Note that in the slurm script the space were removed and the round brackets were replaced with curly brackets. Thst is because slurm scripts are also valid bash scripts.
Here is a table for the Direct conversion:
CMD file | slurm file |
---|---|
DIR = $ENV(HOME)/condor Executable = $(DIR)/sample1 |
EXE="~/condor/sample1" |
Error = <filename>.err.$(Process) | #SBATCH --error=<filename>.err.%a |
Output = <filename>.out.$(Process) | #SBATCH --output=<filename>.out.%a |
Arguments = $(Process) | ARGS=${SLURM_ARRAY_TASK_ID} |
notification = Always | #SBATCH --mail-type=ALL |
Queue 100 | #SBATCH --array=0-99 |
Usually, one needs to add the following to the slurm script:
#!/bin/bash # as a first line
#SBATCH --account=<relevant-account>
#SBATCH --partition=<relevant-partition>
#SBATCH --gres=gpu:n
#SBATCH -c <number of requested CPUs> # optional
srun ${EXE} ${ARGS}
This lines has no direct replacement, and should be removed (except special cases):
Log = sample.log # can be replaced
# using
# scontrol show job <job number>
# or
# sacct -j <job-number>
Universe = Vanilla # should be removed
Finally, check that the slurm script is well formed:
1. The line starts with #! (Shebang) should be first line of the file.

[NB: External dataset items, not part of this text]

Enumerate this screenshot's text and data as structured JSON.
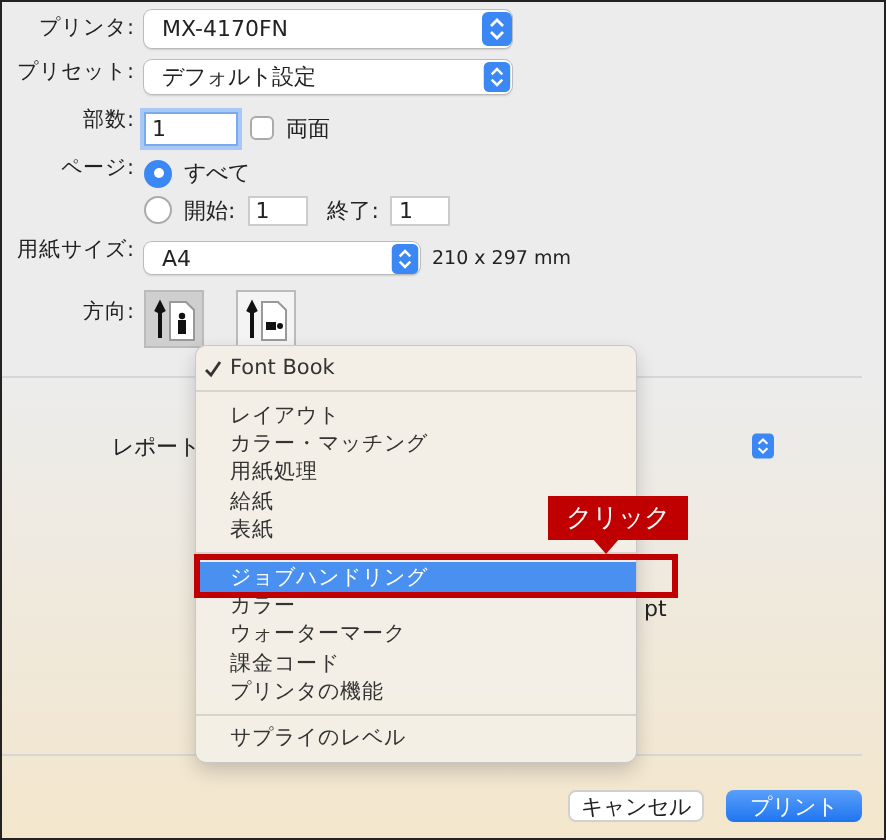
{
  "printer": {
    "label": "プリンタ:",
    "value": "MX-4170FN"
  },
  "preset": {
    "label": "プリセット:",
    "value": "デフォルト設定"
  },
  "copies": {
    "label": "部数:",
    "value": "1",
    "duplex": {
      "label": "両面",
      "checked": false
    }
  },
  "pages": {
    "label": "ページ:",
    "options": [
      {
        "label": "すべて",
        "selected": true
      },
      {
        "label": "開始:",
        "selected": false,
        "from": "1",
        "to_label": "終了:",
        "to": "1"
      }
    ]
  },
  "paper_size": {
    "label": "用紙サイズ:",
    "value": "A4",
    "dimensions": "210 x 297 mm"
  },
  "orientation": {
    "label": "方向:",
    "options": [
      {
        "kind": "portrait",
        "selected": true
      },
      {
        "kind": "landscape",
        "selected": false
      }
    ]
  },
  "covered_label": "レポート",
  "covered_unit": "pt",
  "menu": {
    "groups": [
      [
        {
          "label": "Font Book",
          "checked": true,
          "selected": false
        }
      ],
      [
        {
          "label": "レイアウト",
          "checked": false,
          "selected": false
        },
        {
          "label": "カラー・マッチング",
          "checked": false,
          "selected": false
        },
        {
          "label": "用紙処理",
          "checked": false,
          "selected": false
        },
        {
          "label": "給紙",
          "checked": false,
          "selected": false
        },
        {
          "label": "表紙",
          "checked": false,
          "selected": false
        }
      ],
      [
        {
          "label": "ジョブハンドリング",
          "checked": false,
          "selected": true
        },
        {
          "label": "カラー",
          "checked": false,
          "selected": false
        },
        {
          "label": "ウォーターマーク",
          "checked": false,
          "selected": false
        },
        {
          "label": "課金コード",
          "checked": false,
          "selected": false
        },
        {
          "label": "プリンタの機能",
          "checked": false,
          "selected": false
        }
      ],
      [
        {
          "label": "サプライのレベル",
          "checked": false,
          "selected": false
        }
      ]
    ]
  },
  "annotation": {
    "label": "クリック"
  },
  "buttons": [
    {
      "label": "キャンセル",
      "kind": "secondary"
    },
    {
      "label": "プリント",
      "kind": "primary"
    }
  ]
}
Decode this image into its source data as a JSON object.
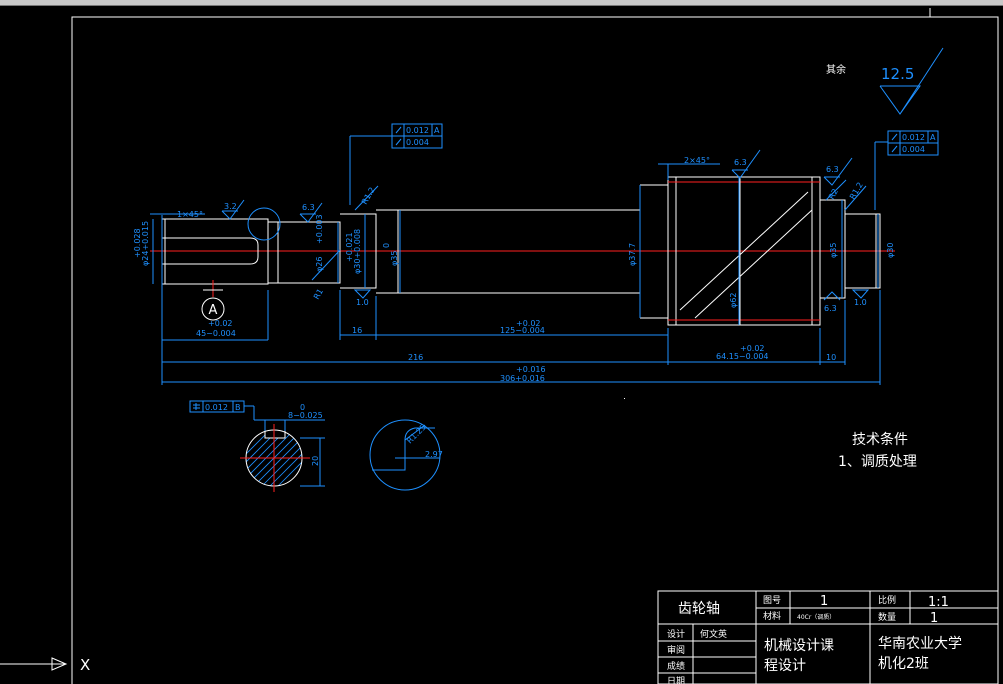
{
  "tech": {
    "title": "技术条件",
    "item1": "1、调质处理"
  },
  "roughness": {
    "rest_label": "其余",
    "rest_value": "12.5",
    "ra_32": "3.2",
    "ra_63": "6.3",
    "ra_10": "1.0"
  },
  "gdt": {
    "runout_left_val1": "0.012",
    "runout_left_val2": "0.004",
    "runout_right_val1": "0.012",
    "runout_right_val2": "0.004",
    "datum": "A",
    "key_sym": "0.012",
    "key_datum": "B"
  },
  "dims": {
    "chamfer_left": "1×45°",
    "chamfer_right": "2×45°",
    "d_end": "φ24+0.015",
    "d_end_tol": "+0.028",
    "d_seal": "φ26",
    "d_seal_tol": "+0.003",
    "d_bear": "φ30+0.008",
    "d_bear_tol": "+0.021",
    "d_shaft": "φ35",
    "d_shaft_tol": "0",
    "d_shoulder": "φ37.7",
    "d_gear": "φ62",
    "d_neck": "φ35",
    "d_right": "φ30",
    "r1": "R1",
    "r12": "R1.2",
    "r2": "R2",
    "l45": "45−0.004",
    "l45_tol": "+0.02",
    "l16": "16",
    "l125": "125−0.004",
    "l125_tol": "+0.02",
    "l216": "216",
    "l64": "64.15−0.004",
    "l64_tol": "+0.02",
    "l10": "10",
    "l306": "306+0.016",
    "l306_tol": "+0.016",
    "key_w": "8−0.025",
    "key_w_tol": "0",
    "key_h": "20",
    "detail_r": "R1.25",
    "detail_d": "2.97",
    "datum_a": "A"
  },
  "title_block": {
    "part_name": "齿轮轴",
    "drawing_no_label": "图号",
    "drawing_no": "1",
    "material_label": "材料",
    "material": "40Cr（调质）",
    "scale_label": "比例",
    "scale": "1:1",
    "qty_label": "数量",
    "qty": "1",
    "design_label": "设计",
    "designer": "何文英",
    "review_label": "审阅",
    "grade_label": "成绩",
    "date_label": "日期",
    "course_line1": "机械设计课",
    "course_line2": "程设计",
    "school_line1": "华南农业大学",
    "school_line2": "机化2班"
  },
  "ucs": {
    "x_label": "X"
  }
}
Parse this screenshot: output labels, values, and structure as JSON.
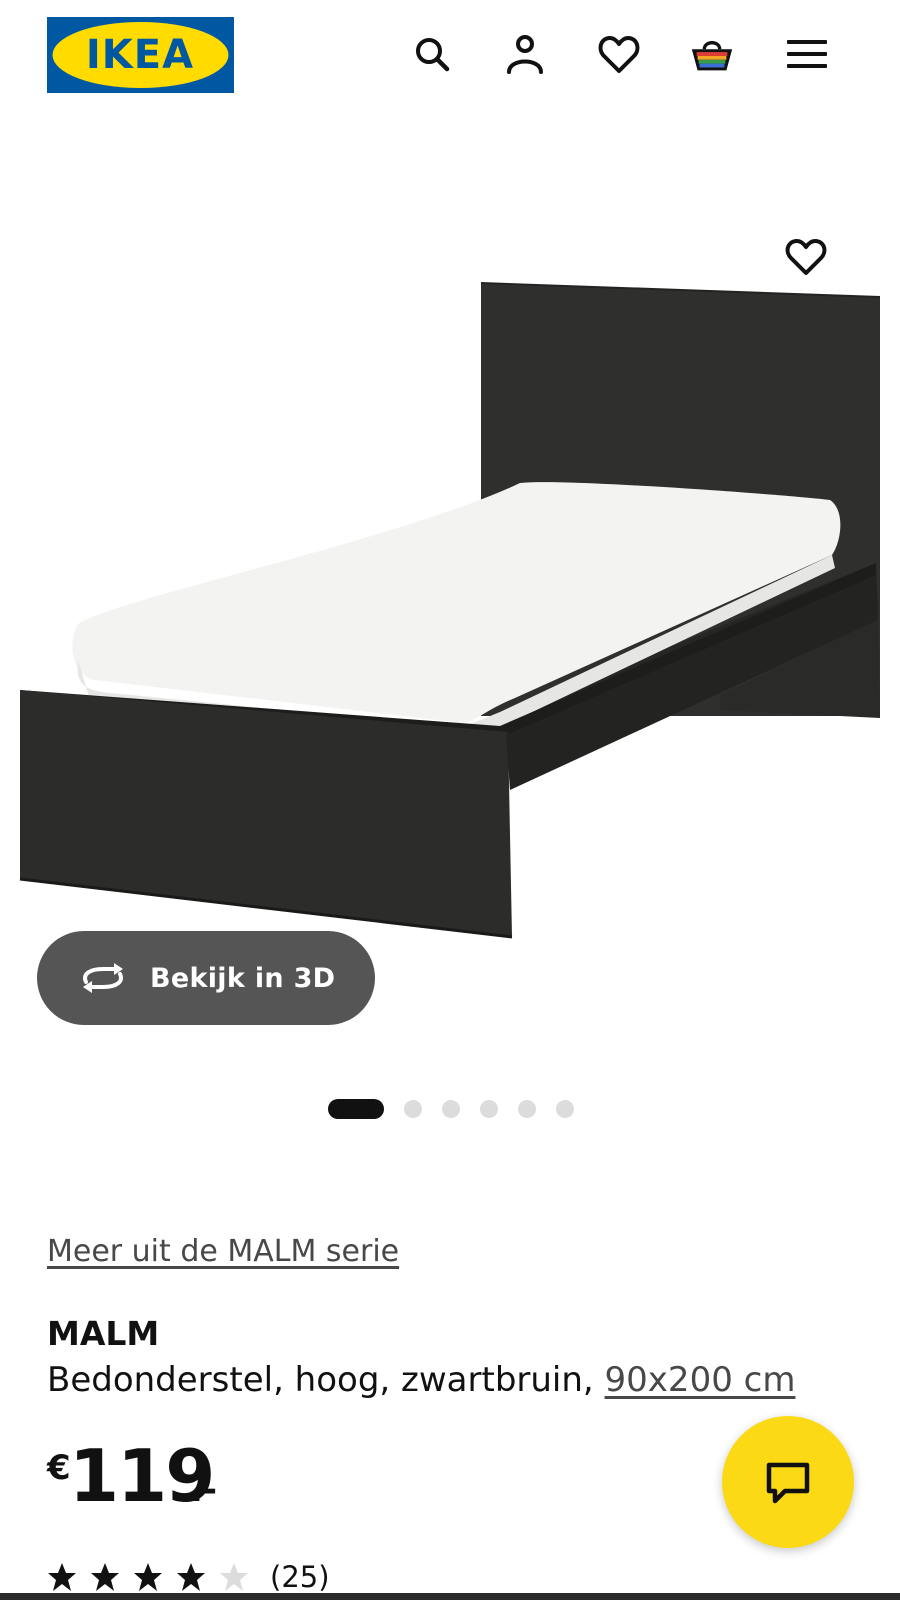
{
  "header": {
    "logo_text": "IKEA",
    "brand_colors": {
      "blue": "#0058a3",
      "yellow": "#ffdb00"
    },
    "icons": [
      "search-icon",
      "account-icon",
      "heart-icon",
      "shopping-bag-icon",
      "menu-icon"
    ]
  },
  "gallery": {
    "favorite_icon": "heart-icon",
    "view_3d": {
      "icon": "rotate-3d-icon",
      "label": "Bekijk in 3D"
    },
    "total_images": 6,
    "active_index": 0
  },
  "product": {
    "series_link": "Meer uit de MALM serie",
    "name": "MALM",
    "description": "Bedonderstel, hoog, zwartbruin, ",
    "size_link": "90x200 cm",
    "price": {
      "currency": "€",
      "integer": "119",
      "decimal": ".-"
    },
    "rating": {
      "stars": 4,
      "max": 5,
      "review_count": "(25)"
    }
  },
  "chat": {
    "icon": "chat-icon",
    "color": "#fbd914"
  }
}
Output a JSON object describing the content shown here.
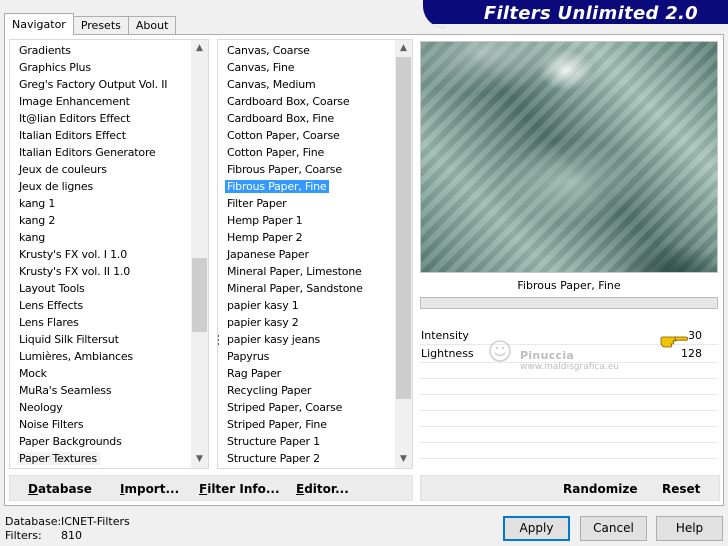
{
  "tabs": [
    {
      "label": "Navigator",
      "active": true
    },
    {
      "label": "Presets",
      "active": false
    },
    {
      "label": "About",
      "active": false
    }
  ],
  "banner": {
    "title": "Filters Unlimited 2.0"
  },
  "categories": {
    "items": [
      "Gradients",
      "Graphics Plus",
      "Greg's Factory Output Vol. II",
      "Image Enhancement",
      "It@lian Editors Effect",
      "Italian Editors Effect",
      "Italian Editors Generatore",
      "Jeux de couleurs",
      "Jeux de lignes",
      "kang 1",
      "kang 2",
      "kang",
      "Krusty's FX vol. I 1.0",
      "Krusty's FX vol. II 1.0",
      "Layout Tools",
      "Lens Effects",
      "Lens Flares",
      "Liquid Silk Filtersut",
      "Lumières, Ambiances",
      "Mock",
      "MuRa's Seamless",
      "Neology",
      "Noise Filters",
      "Paper Backgrounds",
      "Paper Textures"
    ],
    "selected_index": 24
  },
  "filters": {
    "items": [
      "Canvas, Coarse",
      "Canvas, Fine",
      "Canvas, Medium",
      "Cardboard Box, Coarse",
      "Cardboard Box, Fine",
      "Cotton Paper, Coarse",
      "Cotton Paper, Fine",
      "Fibrous Paper, Coarse",
      "Fibrous Paper, Fine",
      "Filter Paper",
      "Hemp Paper 1",
      "Hemp Paper 2",
      "Japanese Paper",
      "Mineral Paper, Limestone",
      "Mineral Paper, Sandstone",
      "papier kasy 1",
      "papier kasy 2",
      "papier kasy jeans",
      "Papyrus",
      "Rag Paper",
      "Recycling Paper",
      "Striped Paper, Coarse",
      "Striped Paper, Fine",
      "Structure Paper 1",
      "Structure Paper 2"
    ],
    "selected_index": 8,
    "marked_index": 17
  },
  "preview": {
    "label": "Fibrous Paper, Fine"
  },
  "params": [
    {
      "name": "Intensity",
      "value": "30"
    },
    {
      "name": "Lightness",
      "value": "128"
    }
  ],
  "watermark": {
    "line1": "Pinuccia",
    "line2": "www.maldisgrafica.eu"
  },
  "left_actions": {
    "database": {
      "u": "D",
      "rest": "atabase"
    },
    "import": {
      "u": "I",
      "rest": "mport..."
    },
    "filter_info": {
      "u": "F",
      "rest": "ilter Info..."
    },
    "editor": {
      "u": "E",
      "rest": "ditor..."
    }
  },
  "right_actions": {
    "randomize": "Randomize",
    "reset": "Reset"
  },
  "footer": {
    "database_label": "Database:",
    "database_value": "ICNET-Filters",
    "filters_label": "Filters:",
    "filters_value": "810"
  },
  "buttons": {
    "apply": "Apply",
    "cancel": "Cancel",
    "help": "Help"
  },
  "colors": {
    "selection": "#3399ff",
    "banner": "#0a0a7a",
    "default_button_border": "#0078d7"
  }
}
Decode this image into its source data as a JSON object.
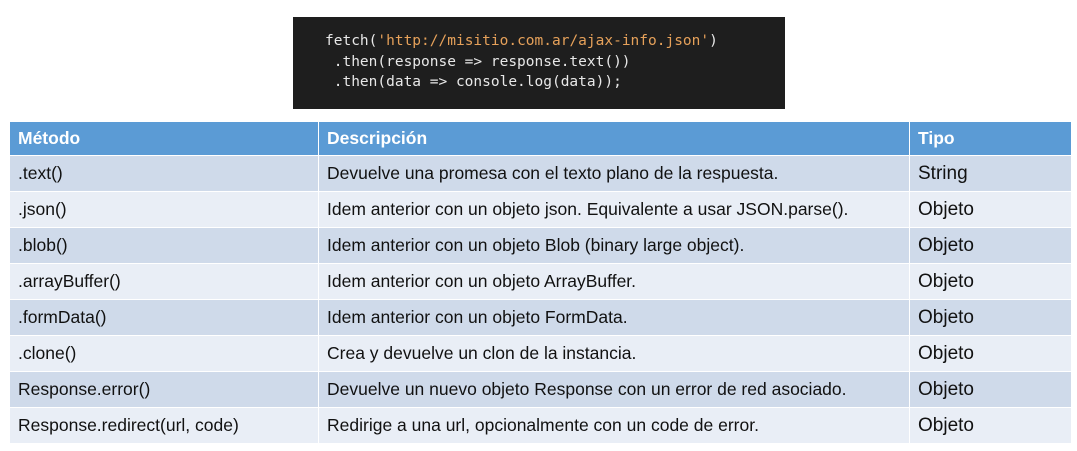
{
  "code": {
    "line1_prefix": "fetch(",
    "line1_string": "'http://misitio.com.ar/ajax-info.json'",
    "line1_suffix": ")",
    "line2": " .then(response => response.text())",
    "line3": " .then(data => console.log(data));"
  },
  "table": {
    "headers": {
      "method": "Método",
      "description": "Descripción",
      "type": "Tipo"
    },
    "rows": [
      {
        "method": ".text()",
        "description": "Devuelve una promesa con el texto plano de la respuesta.",
        "type": "String"
      },
      {
        "method": ".json()",
        "description": "Idem anterior con un objeto json. Equivalente a usar JSON.parse().",
        "type": "Objeto"
      },
      {
        "method": ".blob()",
        "description": "Idem anterior con un objeto Blob (binary large object).",
        "type": "Objeto"
      },
      {
        "method": ".arrayBuffer()",
        "description": "Idem anterior con un objeto ArrayBuffer.",
        "type": "Objeto"
      },
      {
        "method": ".formData()",
        "description": "Idem anterior con un objeto FormData.",
        "type": "Objeto"
      },
      {
        "method": ".clone()",
        "description": "Crea y devuelve un clon de la instancia.",
        "type": "Objeto"
      },
      {
        "method": "Response.error()",
        "description": "Devuelve un nuevo objeto Response con un error de red asociado.",
        "type": "Objeto"
      },
      {
        "method": "Response.redirect(url, code)",
        "description": "Redirige a una url, opcionalmente con un code de error.",
        "type": "Objeto"
      }
    ]
  }
}
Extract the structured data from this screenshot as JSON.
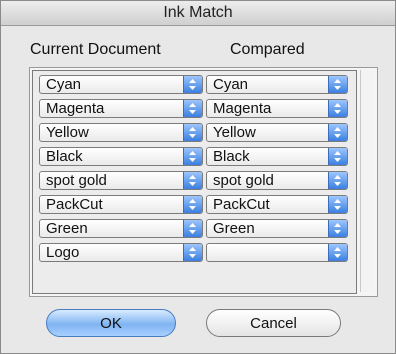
{
  "window": {
    "title": "Ink Match"
  },
  "columns": {
    "current": "Current Document",
    "compared": "Compared"
  },
  "rows": [
    {
      "current": "Cyan",
      "compared": "Cyan"
    },
    {
      "current": "Magenta",
      "compared": "Magenta"
    },
    {
      "current": "Yellow",
      "compared": "Yellow"
    },
    {
      "current": "Black",
      "compared": "Black"
    },
    {
      "current": "spot gold",
      "compared": "spot gold"
    },
    {
      "current": "PackCut",
      "compared": "PackCut"
    },
    {
      "current": "Green",
      "compared": "Green"
    },
    {
      "current": "Logo",
      "compared": ""
    }
  ],
  "buttons": {
    "ok": "OK",
    "cancel": "Cancel"
  },
  "icons": {
    "popup": "up-down-arrows-icon"
  },
  "colors": {
    "accent": "#3b7fe0",
    "default_button": "#7fb4f2"
  }
}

2. After it should be all the lines that start with '#SBATCH'.
3. Then the variables.
4. And at last you should add the running line, the line starts with 'srun'.
The example we saw at the beginning show this exactly.
Possible errors
Usually not defining the right account/partition, running on the wrong cluster or not having permissions or resources.